İlk küsüş, ilk kalp kırıklığı...
Bence her güzel anlarımız gibi üzüldüğümüz anların da yıl dönümlerini kutlamalıyız.
Her yıl bir önceki yılda kalan kırgınlıklarımıza bakıp önümüzü görmeliyiz. Geçen yıl neye kırılmıştın mesela? Onun duygularını hisset, seni kıracak kadar değeri var mıydı gerçekten? Ya da gerçekten kırmak ister miydi? Kendini hatırla mesela. En çok neye ah ettin de hakkı gökyüzüne kaldı? Neden affetmedin, affedemedin?

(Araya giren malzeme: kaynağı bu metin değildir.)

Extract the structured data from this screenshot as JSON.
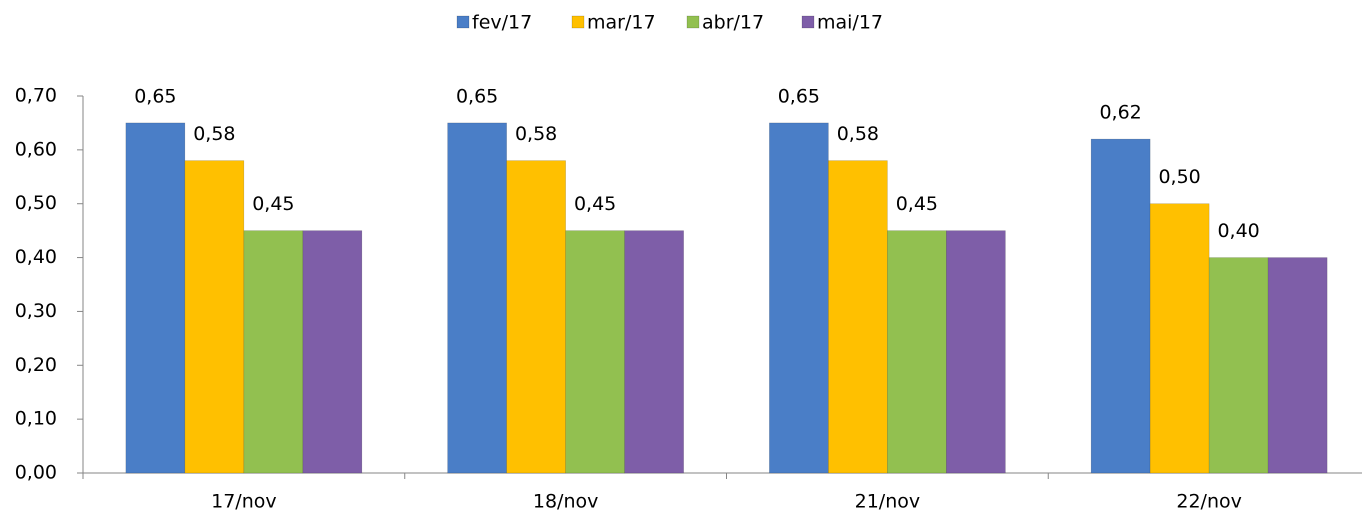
{
  "chart_data": {
    "type": "bar",
    "categories": [
      "17/nov",
      "18/nov",
      "21/nov",
      "22/nov"
    ],
    "series": [
      {
        "name": "fev/17",
        "color": "#4a7ec7",
        "values": [
          0.65,
          0.65,
          0.65,
          0.62
        ],
        "value_labels": [
          "0,65",
          "0,65",
          "0,65",
          "0,62"
        ]
      },
      {
        "name": "mar/17",
        "color": "#ffc000",
        "values": [
          0.58,
          0.58,
          0.58,
          0.5
        ],
        "value_labels": [
          "0,58",
          "0,58",
          "0,58",
          "0,50"
        ]
      },
      {
        "name": "abr/17",
        "color": "#92c050",
        "values": [
          0.45,
          0.45,
          0.45,
          0.4
        ],
        "value_labels": [
          "0,45",
          "0,45",
          "0,45",
          "0,40"
        ]
      },
      {
        "name": "mai/17",
        "color": "#7e5ea8",
        "values": [
          0.45,
          0.45,
          0.45,
          0.4
        ]
      }
    ],
    "ylim": [
      0,
      0.7
    ],
    "yticks": [
      {
        "value": 0,
        "label": "0,00"
      },
      {
        "value": 0.1,
        "label": "0,10"
      },
      {
        "value": 0.2,
        "label": "0,20"
      },
      {
        "value": 0.3,
        "label": "0,30"
      },
      {
        "value": 0.4,
        "label": "0,40"
      },
      {
        "value": 0.5,
        "label": "0,50"
      },
      {
        "value": 0.6,
        "label": "0,60"
      },
      {
        "value": 0.7,
        "label": "0,70"
      }
    ],
    "legend": "top",
    "grid": false
  }
}
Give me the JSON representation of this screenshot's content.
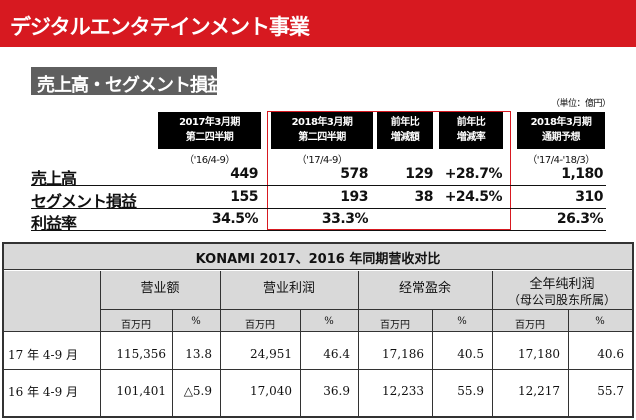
{
  "banner": {
    "title": "デジタルエンタテインメント事業"
  },
  "section": {
    "title": "売上高・セグメント損益"
  },
  "unit": "（単位：億円）",
  "columns": [
    {
      "line1": "2017年3月期",
      "line2": "第二四半期",
      "period": "（'16/4-9）"
    },
    {
      "line1": "2018年3月期",
      "line2": "第二四半期",
      "period": "（'17/4-9）"
    },
    {
      "line1": "前年比",
      "line2": "増減額",
      "period": ""
    },
    {
      "line1": "前年比",
      "line2": "増減率",
      "period": ""
    },
    {
      "line1": "2018年3月期",
      "line2": "通期予想",
      "period": "（'17/4-'18/3）"
    }
  ],
  "rows": [
    {
      "label": "売上高",
      "values": [
        "449",
        "578",
        "129",
        "+28.7%",
        "1,180"
      ]
    },
    {
      "label": "セグメント損益",
      "values": [
        "155",
        "193",
        "38",
        "+24.5%",
        "310"
      ]
    },
    {
      "label": "利益率",
      "values": [
        "34.5%",
        "33.3%",
        "",
        "",
        "26.3%"
      ]
    }
  ],
  "konami": {
    "title": "KONAMI 2017、2016 年同期营收对比",
    "groups": [
      {
        "label": "营业额",
        "sub": ""
      },
      {
        "label": "营业利润",
        "sub": ""
      },
      {
        "label": "经常盈余",
        "sub": ""
      },
      {
        "label": "全年纯利润",
        "sub": "（母公司股东所属）"
      }
    ],
    "subheaders": [
      "百万円",
      "%",
      "百万円",
      "%",
      "百万円",
      "%",
      "百万円",
      "%"
    ],
    "rows": [
      {
        "label": "17 年 4-9 月",
        "values": [
          "115,356",
          "13.8",
          "24,951",
          "46.4",
          "17,186",
          "40.5",
          "17,180",
          "40.6"
        ]
      },
      {
        "label": "16 年 4-9 月",
        "values": [
          "101,401",
          "△5.9",
          "17,040",
          "36.9",
          "12,233",
          "55.9",
          "12,217",
          "55.7"
        ]
      }
    ]
  },
  "colors": {
    "accent_red": "#d71920",
    "header_black": "#000000",
    "tag_grey": "#5f5f5f",
    "table_grey": "#d9d9d9"
  }
}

Hani hep deriz ya her şeyimsin diye, gerçekten her şeyimiz miydi? Üzüldüğümüz anlara kahraman yapıyor muyuz? Kırıldığımız anlara şahit tutabiliyor muyuz? Yalan söylüyoruz, en çok da kendimize! Nefes alıp vermen yaşam belirtin ise o kırıldığımız anlar da sevginin belirtisi. Sevmediğin bir insana kırılamazsın, onun söylediklerinin sende bir hükmü yoktur. Tıpkı nefes alıp vermenin yaşamaya yetmediği gibi.